L’OCLEI est le dernier-né de ces organismes. Créé (par ordonnance) sous la forme d’une autorité administrative indépendante, l’Office se concentre sur la lutte contre l’enrichissement illicite. D’abord par des actions de prévention et de sensibilisation, mais aussi en menant ses propres enquêtes, en développant des coopérations à l’international, et en menant des études et rédigeant des rapports qui documentent l’état de la corruption au Mali et permettent de formuler des recommandations. Moumouni Guindo parle, à propos de son organisme, de « chaînon manquant » dans le dispositif de lutte. C’est notamment le cas avec la capacité qu’a l’OCLEI d’identifier les biens illicites, au Mali et à l’étranger.

L’Office n’a mis à disposition du public que des rapports entre 2018 et 2020 (quid des années suivantes ?), soulignant dans son rapport 2020 qu’au titre de la contribution à la répression, l’OCLEI avait transmis à la justice 6 dossiers d’enrichissement illicite présumé, pour des biens évalués à 2 milliards 715 millions de FCFA. Pour comprendre la méthode d’identification de l’enrichissement illicite, le rapport précise avoir relevé sur les comptes bancaires des personnes incriminées des montants de 2, 588 millions de FCFA (de 2014 à 2020), alors que dans la même période, leurs revenus légitimes s’élevaient à 317 millions de FCFA…

Protéger les lanceurs d’alerte

L’OCLEI attend beaucoup aussi des signalements venus du public : on peut saisir l’Office, appeler son numéro vert, etc. Mais, reconnaît M. Guindo, le flux des signalements a beaucoup tari depuis les commencements. « Quand les gens se rendent à l’OCLEI ou appellent, ils posent des questions sur leur sécurité. C’est leur préoccupation », indique-t-il, pour regretter que le Mali n’ait pas encore adopté de mesures pour la protection des lanceurs d’alerte.

Mais à l’écouter, c’est la sensibilisation qui est le cœur de la mission : « je suis de ceux qui pensent que la répression est un outil de prévention.
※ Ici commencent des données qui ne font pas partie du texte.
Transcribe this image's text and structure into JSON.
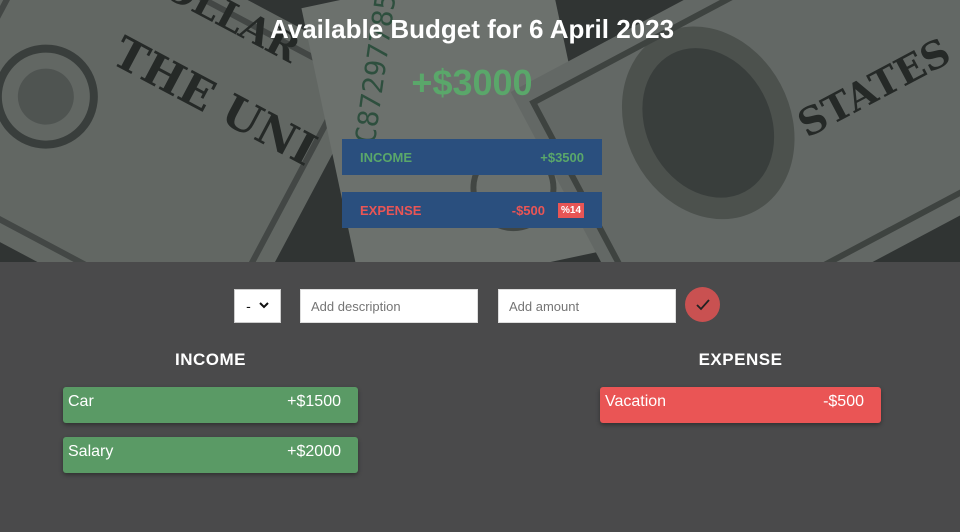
{
  "header": {
    "title": "Available Budget for 6 April 2023",
    "available_budget": "+$3000",
    "available_budget_color": "#5aa76a",
    "income_summary": {
      "label": "INCOME",
      "value": "+$3500",
      "color": "#5aa76a"
    },
    "expense_summary": {
      "label": "EXPENSE",
      "value": "-$500",
      "percentage": "%14",
      "color": "#ea5555"
    }
  },
  "form": {
    "type_select_value": "-",
    "description_placeholder": "Add description",
    "amount_placeholder": "Add amount",
    "submit_icon": "checkmark-icon"
  },
  "income": {
    "title": "INCOME",
    "items": [
      {
        "description": "Car",
        "value": "+$1500"
      },
      {
        "description": "Salary",
        "value": "+$2000"
      }
    ]
  },
  "expense": {
    "title": "EXPENSE",
    "items": [
      {
        "description": "Vacation",
        "value": "-$500"
      }
    ]
  },
  "colors": {
    "income": "#5a9a65",
    "expense": "#ea5555",
    "summary_panel": "#2a4f7e",
    "submit_button": "#c95151"
  }
}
Cette valeur pédagogique est de nature à refreiner les pulsions criminelles de la moyenne des personnages, même s’il y a toujours des exceptions, car rien n’arrête certaines personnes. »

Pour ces criminels endurcis, il faut que la justice fasse son travail. Mais les carences sont connues : « il faut que nous ayons un système judiciaire efficace et opérationnel. Je suis magistrat et je dois admettre que notre justice n’a pas encore pu donner la pleine mesure de sa partition. J’ai été l’un des tous premiers juges du pôle économique et financier en 2000 et 22 ans après on doit pouvoir faire le bilan. Il y a en son sein la section des comptes, créée dans les années 1960 pour juger les comptables publics. A ce jour, quasiment aucun comptable n’a été jugé. Aucun comptable non plus n’a été enjoint, comme le prévoit la loi, de rembourser sur ses deniers un préjudice constaté dans les comptes publics. »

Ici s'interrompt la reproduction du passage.